Kingston Mills, Professor of Experimental Immunology at Trinity College Dublin, believes it would be one way to provide additional protection against the Delta variant of the disease.

The strain, originally detected in India, is more transmissible and now accounts for 20% of the cases in Ireland.


Advisors to NPHET have warned that the variant could become the dominant strain by the middle of next month.

It is reported today that the Government is considering a two-week delay to the reopening of pubs and restaurants for indoor dining on July 5th.

The Business Post writes that it may be pushed back to July 19th, when international travel is set to resume.

Speaking to Newstalk, Professor Mills said the increasing prevalence of the Delta variant in Ireland is worrying.

"I'm concerned about the growing level of the Delta variant in Ireland, and probably more concerned about it in the UK because there the numbers of the Delta variant are now at 95% of all cases," he said.

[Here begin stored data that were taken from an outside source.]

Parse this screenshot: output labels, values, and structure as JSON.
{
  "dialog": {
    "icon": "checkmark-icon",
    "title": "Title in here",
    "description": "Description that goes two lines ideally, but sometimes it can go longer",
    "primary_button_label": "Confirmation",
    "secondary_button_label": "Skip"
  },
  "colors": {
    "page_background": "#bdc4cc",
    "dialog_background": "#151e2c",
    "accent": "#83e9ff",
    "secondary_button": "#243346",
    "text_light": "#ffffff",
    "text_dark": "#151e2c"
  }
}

"They've had 35,000 cases in the last week of the Delta variant and 500 of those have ended up in hospital, some of them have been vaccinated, including with two doses so that's telling us that this virus is in certain individuals escaping immunity generated by the vaccines so that's very concerning.

covid-19 A doctor dressed in a protective suit observes a PCR COVID-19 test. Photo: Xisco Navarro / SOPA Images/Sipa USA

"With the vaccine schedule at the moment, there are some issues with it in that it's fine for the under-50 group because they're getting two doses of an mRNA vaccine that are very effective against the Delta variant.

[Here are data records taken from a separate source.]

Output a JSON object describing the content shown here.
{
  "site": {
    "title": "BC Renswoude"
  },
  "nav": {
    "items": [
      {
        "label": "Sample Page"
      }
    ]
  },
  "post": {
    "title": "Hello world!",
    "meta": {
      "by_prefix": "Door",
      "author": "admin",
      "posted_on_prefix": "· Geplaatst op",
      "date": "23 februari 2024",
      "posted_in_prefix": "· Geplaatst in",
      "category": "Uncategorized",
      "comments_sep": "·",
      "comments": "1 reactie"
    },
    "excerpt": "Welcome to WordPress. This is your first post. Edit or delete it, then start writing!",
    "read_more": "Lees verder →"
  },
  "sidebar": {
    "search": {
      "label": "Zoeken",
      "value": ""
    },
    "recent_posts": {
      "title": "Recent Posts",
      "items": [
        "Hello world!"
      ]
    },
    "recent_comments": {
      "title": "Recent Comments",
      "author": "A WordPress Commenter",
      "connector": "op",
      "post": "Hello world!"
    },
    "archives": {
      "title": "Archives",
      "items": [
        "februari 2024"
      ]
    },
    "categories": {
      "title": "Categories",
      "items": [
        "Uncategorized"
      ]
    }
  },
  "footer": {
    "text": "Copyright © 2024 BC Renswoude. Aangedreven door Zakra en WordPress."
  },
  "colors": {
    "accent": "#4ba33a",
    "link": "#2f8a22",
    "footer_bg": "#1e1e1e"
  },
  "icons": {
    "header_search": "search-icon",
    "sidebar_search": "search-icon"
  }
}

"Unfortunately then, that's not the case with the AstraZeneca vaccine and some people in their 50s to 60s and 60s to 70s and some people with underlying medical conditions are still waiting for their second dose of the AstraZeneca vaccine and they're vulnerable now at this stage because if the Delta variant increases, they could be vulnerable to getting infected and developing COVID-19

"So that's a concern for them."

Professor Mills is hopeful that NIAC will look at the possibility of giving people who received a first dose of AstraZeneca their second dose with an mRNA vaccine, such as Pfizer or Moderna.

"One solution to this is a boost with an mRNA vaccine," he said.

"Data from Germany that was published during the week showed that there is a huge benefit of this in terms of inducing a very strong result when you mix the two vaccines.

"I'm hoping that NIAC will take not of that study from Germany and recommend a similar policy here, as has been recommended in a lot of countries across Europe, Canada and South Korea."

Reopening plans

Meanwhile, the hospitality sector is calling for the Cabinet to meet sooner next week to decide on a further easing of restrictions from July 5th.

NPHET are due to meet on Wednesday, with a decision expected to be made by the Government on Thursday.

It comes as 443 new cases of coronavirus were reported in Ireland yesterday.

Some health experts have been calling for the Government to defer the reopening plans, with one leading immunologist believing that 80% of the adult population should be fully vaccinated against COVID-19 before additional lockdown measures are lifted.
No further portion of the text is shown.